Dengan kata-kata itu, mereka bertiga melangkah maju, menjelajahi gua yang tampak semakin kosong dan sunyi. Gua itu terasa seperti dunia lain, tempat di mana waktu dan ruang seakan saling bercampur. Namun, meskipun semuanya tampak tenang, Elarya merasakan sesuatu yang berbeda. Suara bisikan itu, suara yang terdengar di dalam pikirannya, semakin jelas. Itu seperti suara yang memanggilnya—mengingatkannya akan sesuatu yang sangat penting.

Mereka melangkah lebih dalam, semakin jauh dari titik pertama pertempuran, dan semakin dekat ke bagian terdalam dari gua yang tampak begitu gelap dan tidak terjamah. Gua itu tampaknya berubah seiring perjalanan mereka, seolah membentuk labirin yang menantang mereka untuk terus maju.

Akhirnya, setelah perjalanan panjang yang penuh ketegangan, mereka tiba di sebuah ruangan besar, luas dan kosong. Dindingnya dipenuhi dengan ukiran-ukiran kuno yang sulit dipahami. Elarya merasakan cahaya dalam dirinya semakin membara, tetapi ia berusaha untuk menahannya, merasa takut jika ia melepaskannya akan membahayakan mereka semua.

Tiba-tiba, suara bisikan itu terdengar lagi, lebih keras dari sebelumnya. “Kalian telah datang jauh… jauh sekali. Tetapi hanya satu yang dapat bertahan. Siapa yang akan bertahan?”

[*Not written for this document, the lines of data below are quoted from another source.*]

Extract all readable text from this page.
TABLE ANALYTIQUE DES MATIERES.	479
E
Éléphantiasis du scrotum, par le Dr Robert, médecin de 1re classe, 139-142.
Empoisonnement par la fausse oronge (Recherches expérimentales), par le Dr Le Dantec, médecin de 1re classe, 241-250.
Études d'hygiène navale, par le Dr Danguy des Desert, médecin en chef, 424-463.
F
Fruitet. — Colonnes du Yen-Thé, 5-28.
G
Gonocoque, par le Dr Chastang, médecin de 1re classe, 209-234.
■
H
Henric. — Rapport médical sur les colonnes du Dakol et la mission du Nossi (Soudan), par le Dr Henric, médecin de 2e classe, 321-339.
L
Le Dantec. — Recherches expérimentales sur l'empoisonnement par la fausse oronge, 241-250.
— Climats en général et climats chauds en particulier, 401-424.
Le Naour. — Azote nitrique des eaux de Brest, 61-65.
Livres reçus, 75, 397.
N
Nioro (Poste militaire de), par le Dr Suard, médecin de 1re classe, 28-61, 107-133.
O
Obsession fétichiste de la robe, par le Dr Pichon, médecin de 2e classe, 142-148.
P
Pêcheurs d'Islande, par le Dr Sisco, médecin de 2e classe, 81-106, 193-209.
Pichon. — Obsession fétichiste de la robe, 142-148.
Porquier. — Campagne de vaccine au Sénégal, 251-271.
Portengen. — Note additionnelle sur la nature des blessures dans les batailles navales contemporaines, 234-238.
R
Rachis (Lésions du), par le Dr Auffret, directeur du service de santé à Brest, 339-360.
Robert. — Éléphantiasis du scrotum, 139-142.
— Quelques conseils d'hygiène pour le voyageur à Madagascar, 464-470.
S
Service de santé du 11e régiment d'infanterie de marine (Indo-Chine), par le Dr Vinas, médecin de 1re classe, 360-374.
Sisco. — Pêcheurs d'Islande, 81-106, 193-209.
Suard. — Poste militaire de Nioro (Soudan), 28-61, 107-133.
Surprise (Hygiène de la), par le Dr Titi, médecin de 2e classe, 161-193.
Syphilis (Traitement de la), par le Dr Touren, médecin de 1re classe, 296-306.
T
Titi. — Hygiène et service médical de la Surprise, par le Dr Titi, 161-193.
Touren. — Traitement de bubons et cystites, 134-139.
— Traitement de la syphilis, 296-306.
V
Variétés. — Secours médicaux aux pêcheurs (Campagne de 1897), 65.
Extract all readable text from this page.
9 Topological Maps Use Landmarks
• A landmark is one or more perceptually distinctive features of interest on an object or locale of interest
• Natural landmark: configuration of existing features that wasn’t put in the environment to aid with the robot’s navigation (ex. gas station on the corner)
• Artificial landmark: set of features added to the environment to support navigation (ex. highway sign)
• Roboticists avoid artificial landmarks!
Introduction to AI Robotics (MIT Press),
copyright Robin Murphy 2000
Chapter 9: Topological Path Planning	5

Elarya tertegun. Kata-kata itu seperti mengguncang seluruh eksistensinya. Siapa yang akan bertahan? Apa maksudnya?

“Dengarkan aku, Elarya,” suara itu berlanjut, kali ini lebih jelas. “Kegelapan yang kau hadapi… bukan hanya musuh luar. Itu adalah bagian dari dirimu. Itu adalah takdirmu. Jika kau ingin mengalahkannya, kau harus terlebih dahulu mengalahkan dirimu sendiri.”

Kata-kata itu menusuk dalam, dan Elarya merasa jantungnya berdegup kencang. Apakah itu artinya? Mengalahkan dirinya sendiri? Bagaimana mungkin?

Namun, sebelum ia bisa berpikir lebih jauh, gua itu bergetar hebat. Suatu kekuatan yang lebih besar mulai mengisi udara, dan sebuah bayangan besar muncul di depan mereka. Kali ini, itu bukan sekadar bayangan. Itu adalah sosok—sosok yang tampak seperti diri Elarya, tetapi dengan aura yang gelap dan menakutkan. Sosok itu tersenyum dengan penuh kebencian, matanya berkilat penuh dengan keganasan.

“Kau datang untuk mengalahkan dirimu sendiri, Elarya?” suara itu menggema, terasa seperti suara ribuan bisikan sekaligus. “Saatnya untuk mengetahui siapa yang sebenarnya kau lawan.”

Sosok gelap di hadapan mereka bergerak dengan kecepatan yang luar biasa, seperti bayangan yang hidup. Elarya terpaku, tubuhnya kaku, matanya terbelalak saat sosok itu semakin mendekat. Sosok tersebut tampak seperti refleksi dirinya, tetapi dengan aura yang kelam, tak terjamah cahaya. Rambut panjang yang biasanya berkilau dalam sinar mentari kini mengalir liar, hitam pekat, dan matanya menyala dengan kebencian yang begitu dalam.

"Apakah kamu benar-benar pikir bisa mengalahkanku?" suara itu bergema, seakan berasal dari dalam kegelapan itu sendiri, membuat hati Elarya berdegup lebih cepat. Sosok itu berbicara dengan nada yang begitu dingin, seolah menguji keberanian Elarya.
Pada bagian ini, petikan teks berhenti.